Они так увлеклись, что даже не заметили, как я вошёл. Я прислонился к косяку, скрестив руки на груди, и просто смотрел. Смотрел на свой маленький, но такой надёжный тыл. И где‑то в груди разлилось тёплое, приятное чувство. Чёрт побери, а ведь я ими по‑настоящему горжусь.
– Кхм, – кашлянул я, чтобы привлечь к себе внимание.
Три головы тут же повернулись в мою сторону.
– Шеф! – первым опомнился Вовчик. Он почему‑то вытянулся по стойке «смирно» и чуть не смахнул локтем миску с морковкью. – Докладываю! Мясо замариновано по вашему рецепту! Три партии рёбер, две партии крыльев! Овощи нарезаны… э‑э‑э… процентов на семьдесят! Соусы почти готовы! Потерь среди личного состава нет!
Я не выдержал и рассмеялся.
– Вольно, солдат. Вижу, тут и без меня всё кипит. Молодцы. Просто нет слов, какие вы все молодцы.
Настя смущённо улыбнулась, а Даша покраснела до самых корней волос. Но больше всего я радовался за Вовчика. Я подошёл и хлопнул его по плечу.

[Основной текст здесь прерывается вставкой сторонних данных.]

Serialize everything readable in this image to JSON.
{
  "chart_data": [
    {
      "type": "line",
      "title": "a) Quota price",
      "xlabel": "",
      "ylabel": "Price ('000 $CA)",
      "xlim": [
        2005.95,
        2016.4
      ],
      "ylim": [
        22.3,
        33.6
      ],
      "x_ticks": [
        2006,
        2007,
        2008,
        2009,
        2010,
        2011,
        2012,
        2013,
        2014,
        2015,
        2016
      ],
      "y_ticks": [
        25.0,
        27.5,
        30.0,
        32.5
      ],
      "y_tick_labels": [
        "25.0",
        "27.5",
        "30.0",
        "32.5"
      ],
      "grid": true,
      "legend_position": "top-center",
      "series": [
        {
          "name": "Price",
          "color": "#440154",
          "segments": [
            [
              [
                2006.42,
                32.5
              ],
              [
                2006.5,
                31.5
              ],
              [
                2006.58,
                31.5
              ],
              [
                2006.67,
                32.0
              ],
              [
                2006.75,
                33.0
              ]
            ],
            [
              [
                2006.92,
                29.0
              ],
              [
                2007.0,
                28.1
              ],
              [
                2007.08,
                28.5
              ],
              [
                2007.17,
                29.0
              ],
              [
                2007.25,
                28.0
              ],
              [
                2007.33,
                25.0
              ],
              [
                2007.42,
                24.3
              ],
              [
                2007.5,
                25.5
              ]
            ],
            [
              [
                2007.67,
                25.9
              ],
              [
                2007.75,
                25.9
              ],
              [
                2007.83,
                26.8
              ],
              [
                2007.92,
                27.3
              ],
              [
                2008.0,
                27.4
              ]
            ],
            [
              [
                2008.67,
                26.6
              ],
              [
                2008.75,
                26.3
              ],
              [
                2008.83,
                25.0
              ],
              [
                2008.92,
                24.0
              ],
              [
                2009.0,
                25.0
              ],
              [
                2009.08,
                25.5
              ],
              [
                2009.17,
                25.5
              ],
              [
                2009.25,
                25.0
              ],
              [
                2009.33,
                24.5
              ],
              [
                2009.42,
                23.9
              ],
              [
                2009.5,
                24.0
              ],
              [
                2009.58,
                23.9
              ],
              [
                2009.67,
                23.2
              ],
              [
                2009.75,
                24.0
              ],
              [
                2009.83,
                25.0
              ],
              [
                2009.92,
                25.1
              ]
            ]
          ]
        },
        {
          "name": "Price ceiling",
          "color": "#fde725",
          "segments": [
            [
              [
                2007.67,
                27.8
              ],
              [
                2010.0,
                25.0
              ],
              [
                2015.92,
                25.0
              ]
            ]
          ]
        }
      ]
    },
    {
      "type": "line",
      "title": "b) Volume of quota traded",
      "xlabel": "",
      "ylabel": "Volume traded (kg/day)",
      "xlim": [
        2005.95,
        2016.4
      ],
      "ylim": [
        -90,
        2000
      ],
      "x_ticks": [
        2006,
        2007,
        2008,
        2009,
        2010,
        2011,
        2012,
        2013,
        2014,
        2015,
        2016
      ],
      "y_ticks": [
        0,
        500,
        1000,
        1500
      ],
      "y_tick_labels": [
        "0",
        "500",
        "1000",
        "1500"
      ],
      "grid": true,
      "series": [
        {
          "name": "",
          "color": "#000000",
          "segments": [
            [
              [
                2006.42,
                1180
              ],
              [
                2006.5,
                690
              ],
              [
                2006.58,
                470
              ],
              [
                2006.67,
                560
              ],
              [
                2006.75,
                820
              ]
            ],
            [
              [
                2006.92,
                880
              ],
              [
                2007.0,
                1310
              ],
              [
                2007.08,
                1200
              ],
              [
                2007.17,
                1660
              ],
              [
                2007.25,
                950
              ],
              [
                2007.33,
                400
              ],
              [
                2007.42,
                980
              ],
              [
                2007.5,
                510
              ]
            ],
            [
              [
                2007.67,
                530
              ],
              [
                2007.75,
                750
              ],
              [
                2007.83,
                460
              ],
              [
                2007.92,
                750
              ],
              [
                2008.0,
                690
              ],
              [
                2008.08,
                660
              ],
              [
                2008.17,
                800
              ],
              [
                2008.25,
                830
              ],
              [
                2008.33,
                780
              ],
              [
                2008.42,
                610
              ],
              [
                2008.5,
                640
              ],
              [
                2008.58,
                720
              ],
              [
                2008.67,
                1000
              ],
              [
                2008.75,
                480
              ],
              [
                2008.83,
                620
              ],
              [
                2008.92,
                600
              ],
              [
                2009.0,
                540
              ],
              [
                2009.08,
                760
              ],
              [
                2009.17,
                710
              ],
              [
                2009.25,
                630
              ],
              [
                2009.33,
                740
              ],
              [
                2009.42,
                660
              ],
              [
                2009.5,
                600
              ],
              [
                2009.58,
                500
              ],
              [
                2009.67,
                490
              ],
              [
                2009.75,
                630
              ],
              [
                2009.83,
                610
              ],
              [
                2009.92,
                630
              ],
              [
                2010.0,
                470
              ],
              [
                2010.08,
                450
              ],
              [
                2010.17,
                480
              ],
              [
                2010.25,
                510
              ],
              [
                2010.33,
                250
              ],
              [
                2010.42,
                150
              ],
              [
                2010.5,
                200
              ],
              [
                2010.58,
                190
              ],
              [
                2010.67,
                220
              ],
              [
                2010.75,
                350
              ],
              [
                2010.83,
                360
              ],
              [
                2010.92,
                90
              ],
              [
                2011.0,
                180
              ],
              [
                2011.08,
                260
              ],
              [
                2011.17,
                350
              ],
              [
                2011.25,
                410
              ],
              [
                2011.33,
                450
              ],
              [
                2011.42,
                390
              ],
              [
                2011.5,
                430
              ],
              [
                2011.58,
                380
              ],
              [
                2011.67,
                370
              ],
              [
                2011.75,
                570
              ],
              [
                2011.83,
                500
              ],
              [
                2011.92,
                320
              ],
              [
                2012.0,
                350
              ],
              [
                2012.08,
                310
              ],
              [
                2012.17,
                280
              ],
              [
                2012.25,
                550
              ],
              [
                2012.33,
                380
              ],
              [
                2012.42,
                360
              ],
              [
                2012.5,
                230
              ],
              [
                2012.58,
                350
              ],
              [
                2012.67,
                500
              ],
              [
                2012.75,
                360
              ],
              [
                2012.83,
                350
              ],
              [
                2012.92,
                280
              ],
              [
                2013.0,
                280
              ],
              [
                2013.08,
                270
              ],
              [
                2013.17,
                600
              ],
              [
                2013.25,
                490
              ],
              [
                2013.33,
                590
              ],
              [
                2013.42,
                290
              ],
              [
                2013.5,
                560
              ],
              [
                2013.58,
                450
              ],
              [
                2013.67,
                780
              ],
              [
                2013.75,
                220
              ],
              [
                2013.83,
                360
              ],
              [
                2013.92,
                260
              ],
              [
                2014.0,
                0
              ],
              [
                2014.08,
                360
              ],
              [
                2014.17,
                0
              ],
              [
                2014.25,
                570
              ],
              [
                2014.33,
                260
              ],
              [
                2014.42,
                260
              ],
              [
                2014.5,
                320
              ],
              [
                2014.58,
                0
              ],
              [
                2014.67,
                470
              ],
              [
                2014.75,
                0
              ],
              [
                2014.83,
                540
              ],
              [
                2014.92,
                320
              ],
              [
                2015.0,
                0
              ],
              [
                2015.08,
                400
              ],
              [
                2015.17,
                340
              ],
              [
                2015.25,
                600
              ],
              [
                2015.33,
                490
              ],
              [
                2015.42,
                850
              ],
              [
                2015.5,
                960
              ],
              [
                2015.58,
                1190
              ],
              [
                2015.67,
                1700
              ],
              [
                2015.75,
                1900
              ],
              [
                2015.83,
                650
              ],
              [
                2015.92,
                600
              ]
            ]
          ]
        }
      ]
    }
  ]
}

– А ты, парень, меня особенно порадовал. Я же говорил, что из тебя выйдет толк. Растёшь прямо на глазах. Ещё пара таких праздников, и сможешь меня подменять.
Сказать, что он был счастлив – это ничего не сказать. Он буквально засветился изнутри. Его веснушчатое лицо расплылось в такой широкой и гордой улыбке, что, казалось, она вот‑вот треснет. Чёрт, ради одной такой улыбки стоило затевать всю эту суету с праздником.
– Спасибо, шеф! – выдохнул он. – Я… я правда очень стараюсь!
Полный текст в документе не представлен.